Desnick R J, Glass I A, Xu W, Solis C, Astrin K H
Department of Human Genetics, Mount Sinai School of Medicine, New York, New York 10029, USA.
Semin Liver Dis. 1998;18(1):77-84. doi: 10.1055/s-2007-1007143.
Congenital erythropoietic porphyria (CEP), an autosomal recessive inborn error of heme biosynthesis, results from the markedly deficient activity of the cytosolic enzyme, uroporphyrinogen III synthase (URO-synthase). The accumulation of the nonphysiological and pathogenic porphyrin isomers, uroporphyrin I and coproporphyrin I, leads to the clinical manifestations of CEP. Disease severity in unrelated patients is markedly heterogeneous, ranging from fetal demise or severe transfusion dependency throughout life to milder adult cases with only cutaneous photosensitivity. To date, 18 mutations causing CEP have been described in the URO-synthase gene, including single base substitutions, insertions and deletions, and splicing defects. Most mutations have been identified in one or a few unrelated families with the exception of C73R, L4F, and T228M which occurred in about 33%, 8%, and 7% of the mutant alleles studied, respectively. Prokaryotic expression of the mutant URO-synthase alleles identified those with significant residual activity, thereby permitting genotype/phenotype predictions for severe to milder phenotypes of this clinically heterogeneous disease. As successful bone marrow transplantation in severely affected patients has proven curative, current efforts are underway to develop hematopoietic stem cell gene therapy for CEP.

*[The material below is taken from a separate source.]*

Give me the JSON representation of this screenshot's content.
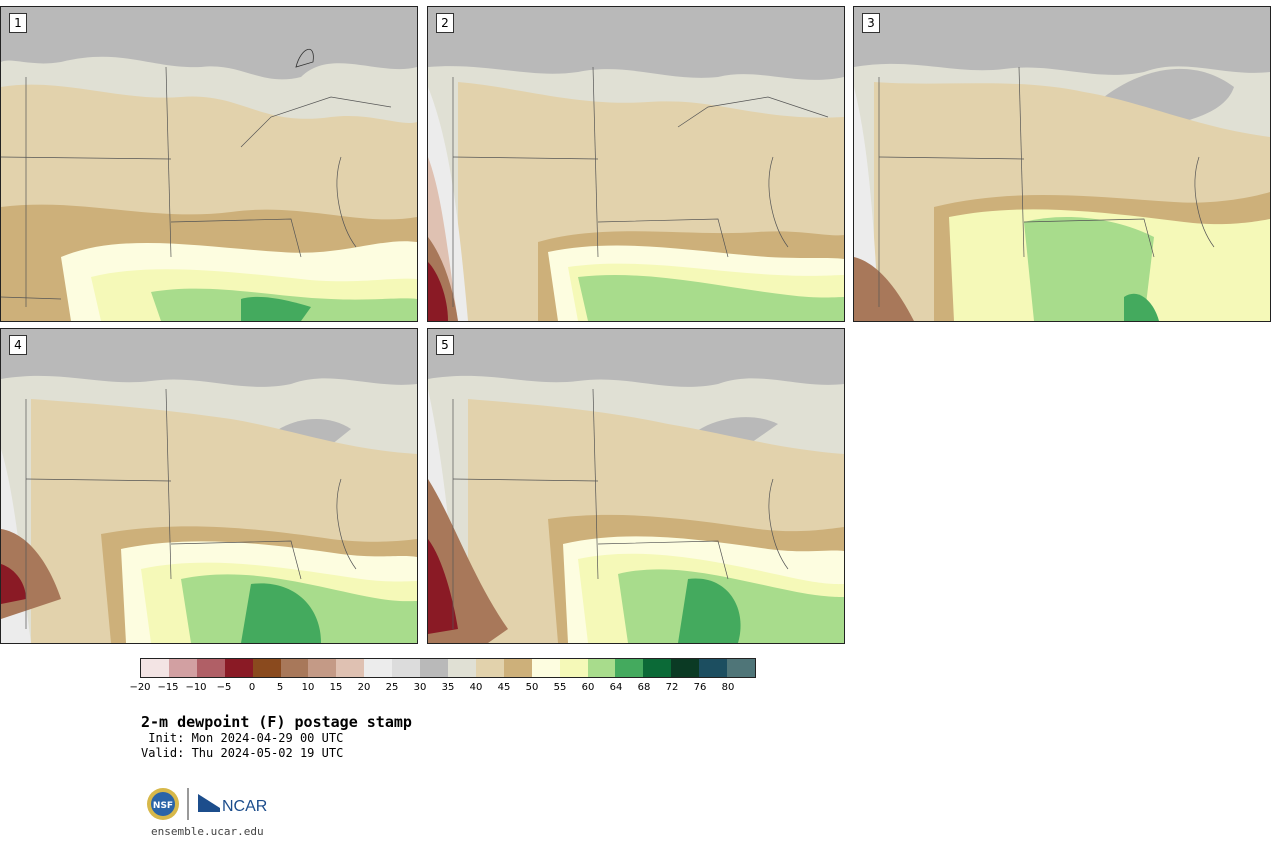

先天性红细胞生成性卟啉病(CEP)是一种常染色体隐性遗传的血红素生物合成先天性缺陷疾病,由胞质酶尿卟啉原III合酶(URO合酶)活性显著缺乏所致。非生理性和致病性卟啉异构体尿卟啉I和粪卟啉I的积累导致了CEP的临床表现。无关患者的疾病严重程度差异显著,从胎儿死亡或终生严重依赖输血到仅有皮肤光敏性的较轻成年病例不等。迄今为止,已在URO合酶基因中描述了18种导致CEP的突变,包括单碱基替换、插入和缺失以及剪接缺陷。除了C73R、L4F和T228M分别出现在约33%、8%和7%的研究突变等位基因中外,大多数突变是在一个或几个无关家族中发现的。突变型URO合酶等位基因的原核表达确定了那些具有显著残余活性的等位基因,从而能够对这种临床异质性疾病的严重到较轻表型进行基因型/表型预测。由于已证明严重受影响患者成功进行骨髓移植可治愈疾病,目前正在努力开发针对CEP的造血干细胞基因疗法。